Test Restructuring (following deepeval pattern)

  • Added test_models.py: Tests for DatabricksPhoenixModel, DatabricksServingEndpointPhoenixModel, and create_phoenix_model
  • Added test_registry.py: Parameterized tests for get_evaluator_class and get_metric_config
  • Added test_utils.py: Tests for check_phoenix_installed and map_scorer_inputs_to_phoenix_record
  • Refactored test_phoenix.py: Parameterized the scorer tests to reduce duplication, cleaned up mocking approach

Clarifications

Q: Why using legacy folder evaluators? (registry.py:22)
The Phoenix library exports HallucinationEvaluator, QAEvaluator, etc. from phoenix.evals - these are the stable, documented evaluators. The "evals 2.0" in Phoenix only has generic base classes (Evaluator, LLMEvaluator, ClassificationEvaluator) that require building custom evaluators. The existing evaluators in the "legacy" namespace are actually the primary ones recommended for use.

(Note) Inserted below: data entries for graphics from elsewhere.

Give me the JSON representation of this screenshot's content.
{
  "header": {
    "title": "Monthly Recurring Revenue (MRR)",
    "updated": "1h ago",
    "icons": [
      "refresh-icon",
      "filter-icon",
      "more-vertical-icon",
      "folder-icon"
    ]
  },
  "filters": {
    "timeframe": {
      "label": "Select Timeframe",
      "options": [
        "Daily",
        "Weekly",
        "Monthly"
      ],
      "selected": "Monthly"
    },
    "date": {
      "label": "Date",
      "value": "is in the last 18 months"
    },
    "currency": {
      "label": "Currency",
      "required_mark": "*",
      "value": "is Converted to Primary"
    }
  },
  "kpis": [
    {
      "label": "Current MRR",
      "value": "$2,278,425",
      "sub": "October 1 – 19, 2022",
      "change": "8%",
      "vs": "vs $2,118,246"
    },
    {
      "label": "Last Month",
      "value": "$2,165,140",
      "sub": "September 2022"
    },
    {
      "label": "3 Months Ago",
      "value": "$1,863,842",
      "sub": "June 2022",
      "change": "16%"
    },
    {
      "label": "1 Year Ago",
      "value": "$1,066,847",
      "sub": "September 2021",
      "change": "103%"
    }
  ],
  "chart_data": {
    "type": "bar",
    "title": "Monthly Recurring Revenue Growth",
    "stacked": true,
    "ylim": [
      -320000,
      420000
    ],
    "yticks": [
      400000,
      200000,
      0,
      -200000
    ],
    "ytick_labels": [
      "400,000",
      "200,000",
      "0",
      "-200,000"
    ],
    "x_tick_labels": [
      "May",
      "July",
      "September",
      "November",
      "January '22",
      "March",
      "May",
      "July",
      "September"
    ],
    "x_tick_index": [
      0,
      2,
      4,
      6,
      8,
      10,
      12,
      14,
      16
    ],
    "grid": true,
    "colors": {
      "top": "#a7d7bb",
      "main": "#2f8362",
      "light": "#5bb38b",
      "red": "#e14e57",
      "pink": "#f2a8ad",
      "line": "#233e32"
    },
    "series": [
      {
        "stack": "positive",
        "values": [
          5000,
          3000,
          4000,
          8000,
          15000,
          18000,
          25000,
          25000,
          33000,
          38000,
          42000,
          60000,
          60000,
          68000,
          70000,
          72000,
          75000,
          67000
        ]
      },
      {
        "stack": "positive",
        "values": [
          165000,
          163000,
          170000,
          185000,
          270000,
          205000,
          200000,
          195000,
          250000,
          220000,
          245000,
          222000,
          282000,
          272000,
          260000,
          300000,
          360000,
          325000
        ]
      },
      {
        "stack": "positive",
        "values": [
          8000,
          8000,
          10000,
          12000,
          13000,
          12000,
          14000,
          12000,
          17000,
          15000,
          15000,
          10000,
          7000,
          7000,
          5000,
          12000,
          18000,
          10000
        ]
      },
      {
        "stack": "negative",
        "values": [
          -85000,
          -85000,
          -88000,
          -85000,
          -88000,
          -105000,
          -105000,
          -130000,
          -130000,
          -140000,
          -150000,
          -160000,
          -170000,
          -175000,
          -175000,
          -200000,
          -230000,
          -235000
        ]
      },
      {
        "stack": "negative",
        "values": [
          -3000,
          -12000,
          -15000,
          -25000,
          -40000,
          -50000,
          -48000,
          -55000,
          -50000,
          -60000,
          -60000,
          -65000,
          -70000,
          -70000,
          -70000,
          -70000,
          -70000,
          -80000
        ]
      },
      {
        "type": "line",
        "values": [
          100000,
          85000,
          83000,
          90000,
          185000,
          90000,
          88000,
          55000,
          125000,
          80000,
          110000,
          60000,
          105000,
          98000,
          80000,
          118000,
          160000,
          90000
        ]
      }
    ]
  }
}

Q: Is there a base class from Arize? (models.py:21)
Yes, Phoenix has BaseModel in phoenix.evals.legacy.models.base. However, it's an abstract class with specific requirements (_generate_with_extra, _async_generate_with_extra) that add complexity. The current duck-typing approach (implementing __call__) is what Phoenix evaluators actually use for model compatibility and keeps the adapters simple. This mirrors how the deepeval integration works with their model adapters.

All 36 tests pass locally. Ready for re-review!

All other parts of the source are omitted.